Ever wonder why our prisons are so horribly overcrowded? Most people assume this is because our legal system is doing its job, putting those hardcore criminals away. Do we have more criminals than other countries? Do we simply catch more of them?
The fact is that a major reason why our prisons are overcrowded is because our government decided to “get tough” on drugs. I’m reading a book entitled, written by Alan Elsner. This book puts issues such as our “War On Drugs” into perspective.
For instance:
From 1980 to 2001, the annual number of drug-related arrests tripled. In one year, there were 1,586,900 drug-related arrests. This amounts to 4,348 each day – one every 20 seconds. Approximately 20% of these were for selling or manufacturing drugs. The rest – an overwhelming 80% – were for possession alone.
Are we doing this “war” justice by arresting more than 4,000 people each day for a crime that has no victim? We put these “criminals” into a prison system with gangbangers and hardcore, lifelong criminals. What good do we expect to come of that?
A May 2005 report by The Sentencing Project found that the number of arrests for marijuana offenses had risen from 327,000 in 1990 to 697,000 in 2002. Of those arrests, 88% were for possession alone.
More people are not getting high. We are simply arresting more of them. Is it helping? Are we winning this war?

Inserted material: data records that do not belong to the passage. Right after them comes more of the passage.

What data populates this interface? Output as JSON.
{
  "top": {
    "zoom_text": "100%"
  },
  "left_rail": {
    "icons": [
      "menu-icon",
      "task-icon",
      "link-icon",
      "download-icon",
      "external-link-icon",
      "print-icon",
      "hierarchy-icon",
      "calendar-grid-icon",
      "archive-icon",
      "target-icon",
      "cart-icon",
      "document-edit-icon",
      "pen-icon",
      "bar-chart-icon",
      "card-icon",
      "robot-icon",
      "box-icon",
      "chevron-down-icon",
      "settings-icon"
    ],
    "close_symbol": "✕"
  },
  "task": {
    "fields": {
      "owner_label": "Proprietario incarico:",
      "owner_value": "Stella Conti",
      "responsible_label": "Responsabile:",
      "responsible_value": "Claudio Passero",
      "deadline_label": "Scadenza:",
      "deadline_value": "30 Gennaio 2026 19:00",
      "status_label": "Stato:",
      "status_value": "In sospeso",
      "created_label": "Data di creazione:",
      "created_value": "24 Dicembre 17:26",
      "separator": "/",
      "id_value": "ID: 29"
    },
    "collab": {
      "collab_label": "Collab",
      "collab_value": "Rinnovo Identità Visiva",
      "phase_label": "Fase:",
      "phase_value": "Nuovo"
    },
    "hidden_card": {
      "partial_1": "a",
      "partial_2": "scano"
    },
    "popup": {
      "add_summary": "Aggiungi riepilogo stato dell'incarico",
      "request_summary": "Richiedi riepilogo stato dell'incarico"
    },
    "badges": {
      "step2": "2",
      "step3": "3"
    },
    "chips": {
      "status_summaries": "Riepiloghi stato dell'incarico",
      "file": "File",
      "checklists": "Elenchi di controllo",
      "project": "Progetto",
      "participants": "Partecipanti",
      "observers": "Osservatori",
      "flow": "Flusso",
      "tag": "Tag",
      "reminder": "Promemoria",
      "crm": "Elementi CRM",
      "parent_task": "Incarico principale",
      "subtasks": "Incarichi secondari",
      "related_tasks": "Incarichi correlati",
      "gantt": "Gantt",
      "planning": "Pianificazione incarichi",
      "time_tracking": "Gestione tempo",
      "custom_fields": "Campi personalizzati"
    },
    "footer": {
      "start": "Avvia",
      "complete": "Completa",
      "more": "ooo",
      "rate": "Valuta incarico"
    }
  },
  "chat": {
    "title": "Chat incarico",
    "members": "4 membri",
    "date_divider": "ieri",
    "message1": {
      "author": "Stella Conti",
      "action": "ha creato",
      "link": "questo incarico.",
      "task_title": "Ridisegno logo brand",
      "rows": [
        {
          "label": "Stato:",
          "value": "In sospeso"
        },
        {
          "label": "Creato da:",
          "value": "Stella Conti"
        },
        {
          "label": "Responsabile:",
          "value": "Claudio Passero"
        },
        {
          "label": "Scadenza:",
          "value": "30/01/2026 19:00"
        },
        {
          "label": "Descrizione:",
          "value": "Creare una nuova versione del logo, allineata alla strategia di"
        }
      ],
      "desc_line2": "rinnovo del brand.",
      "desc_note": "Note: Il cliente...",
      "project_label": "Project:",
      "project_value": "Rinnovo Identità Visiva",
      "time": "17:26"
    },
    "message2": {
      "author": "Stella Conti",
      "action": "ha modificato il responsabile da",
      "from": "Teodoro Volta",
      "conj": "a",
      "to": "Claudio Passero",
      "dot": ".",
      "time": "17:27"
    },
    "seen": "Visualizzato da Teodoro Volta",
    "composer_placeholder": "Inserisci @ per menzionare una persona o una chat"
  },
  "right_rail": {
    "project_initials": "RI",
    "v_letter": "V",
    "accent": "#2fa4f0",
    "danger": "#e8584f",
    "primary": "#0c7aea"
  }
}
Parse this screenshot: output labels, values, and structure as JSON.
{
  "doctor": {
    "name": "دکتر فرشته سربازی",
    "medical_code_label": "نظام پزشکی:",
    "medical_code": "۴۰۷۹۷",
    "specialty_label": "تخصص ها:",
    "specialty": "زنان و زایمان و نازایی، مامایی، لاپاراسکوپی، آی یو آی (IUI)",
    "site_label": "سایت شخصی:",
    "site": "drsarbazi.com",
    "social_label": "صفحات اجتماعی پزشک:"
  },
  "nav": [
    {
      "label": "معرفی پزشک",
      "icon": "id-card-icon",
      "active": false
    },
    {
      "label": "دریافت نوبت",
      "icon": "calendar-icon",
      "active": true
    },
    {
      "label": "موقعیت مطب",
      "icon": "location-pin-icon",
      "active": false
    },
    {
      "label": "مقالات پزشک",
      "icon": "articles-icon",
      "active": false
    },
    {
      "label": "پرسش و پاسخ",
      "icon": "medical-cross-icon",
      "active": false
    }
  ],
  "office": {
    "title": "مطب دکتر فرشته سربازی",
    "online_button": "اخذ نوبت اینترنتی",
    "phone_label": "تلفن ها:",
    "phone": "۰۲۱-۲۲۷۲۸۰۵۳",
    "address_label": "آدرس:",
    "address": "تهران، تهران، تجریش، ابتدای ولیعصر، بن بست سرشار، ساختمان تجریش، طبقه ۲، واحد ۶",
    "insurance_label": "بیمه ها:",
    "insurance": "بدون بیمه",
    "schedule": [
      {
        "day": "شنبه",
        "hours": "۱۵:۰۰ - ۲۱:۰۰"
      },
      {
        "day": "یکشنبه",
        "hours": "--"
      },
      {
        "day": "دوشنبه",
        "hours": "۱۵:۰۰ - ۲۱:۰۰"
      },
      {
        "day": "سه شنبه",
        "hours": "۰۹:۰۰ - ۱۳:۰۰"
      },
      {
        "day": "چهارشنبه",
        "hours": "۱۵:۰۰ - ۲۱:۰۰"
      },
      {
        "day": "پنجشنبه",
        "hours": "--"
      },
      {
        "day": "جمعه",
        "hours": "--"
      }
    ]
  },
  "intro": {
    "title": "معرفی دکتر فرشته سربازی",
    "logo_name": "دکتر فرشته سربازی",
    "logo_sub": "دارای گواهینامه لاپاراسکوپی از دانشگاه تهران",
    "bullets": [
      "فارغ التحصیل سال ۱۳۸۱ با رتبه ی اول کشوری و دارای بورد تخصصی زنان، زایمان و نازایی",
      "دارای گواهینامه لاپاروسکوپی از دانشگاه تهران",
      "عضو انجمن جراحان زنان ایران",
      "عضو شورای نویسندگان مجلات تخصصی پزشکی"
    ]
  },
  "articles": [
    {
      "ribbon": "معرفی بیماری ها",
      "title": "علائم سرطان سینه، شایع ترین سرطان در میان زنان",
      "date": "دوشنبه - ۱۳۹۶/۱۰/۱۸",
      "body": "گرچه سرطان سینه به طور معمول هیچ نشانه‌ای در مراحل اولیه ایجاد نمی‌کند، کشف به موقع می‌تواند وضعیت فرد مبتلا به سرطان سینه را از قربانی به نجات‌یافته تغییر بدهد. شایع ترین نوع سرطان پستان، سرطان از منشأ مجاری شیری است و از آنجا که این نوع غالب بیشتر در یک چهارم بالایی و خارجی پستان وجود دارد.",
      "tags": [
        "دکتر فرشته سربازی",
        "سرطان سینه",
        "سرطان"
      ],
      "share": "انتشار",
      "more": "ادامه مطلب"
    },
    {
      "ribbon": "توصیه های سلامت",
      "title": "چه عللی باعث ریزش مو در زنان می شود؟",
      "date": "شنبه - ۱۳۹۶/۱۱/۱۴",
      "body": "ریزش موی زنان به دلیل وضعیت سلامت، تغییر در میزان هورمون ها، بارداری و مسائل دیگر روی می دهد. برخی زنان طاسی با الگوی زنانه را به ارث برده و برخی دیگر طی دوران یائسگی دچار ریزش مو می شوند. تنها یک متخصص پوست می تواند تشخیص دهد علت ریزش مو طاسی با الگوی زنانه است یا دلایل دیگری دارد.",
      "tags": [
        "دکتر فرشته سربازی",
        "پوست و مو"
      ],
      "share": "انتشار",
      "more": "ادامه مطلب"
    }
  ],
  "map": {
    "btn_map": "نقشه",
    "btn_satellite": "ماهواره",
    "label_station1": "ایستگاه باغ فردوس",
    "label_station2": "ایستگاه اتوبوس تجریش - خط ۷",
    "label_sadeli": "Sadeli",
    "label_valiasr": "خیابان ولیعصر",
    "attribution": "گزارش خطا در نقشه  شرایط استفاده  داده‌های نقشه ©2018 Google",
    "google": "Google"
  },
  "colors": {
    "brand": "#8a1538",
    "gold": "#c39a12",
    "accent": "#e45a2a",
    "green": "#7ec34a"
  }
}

Mandatory sentencing is another problem contributing to our prison overcrowding. And this comes right back to our war on drugs. The average sentence for drug offenses rose from 54.5 months in 1980 to 75.5 months in 2000. The average sentence for assault in 2000 was 33 months.
Getting busted with a half-ounce of weed spend about 6 1/2 years in prison. Bust someone’s face against a cement wall and you could be out in just over 2 1/2 years. More than twice the prison time for marijuana possession as for a violent crime. How is this making our country a better place?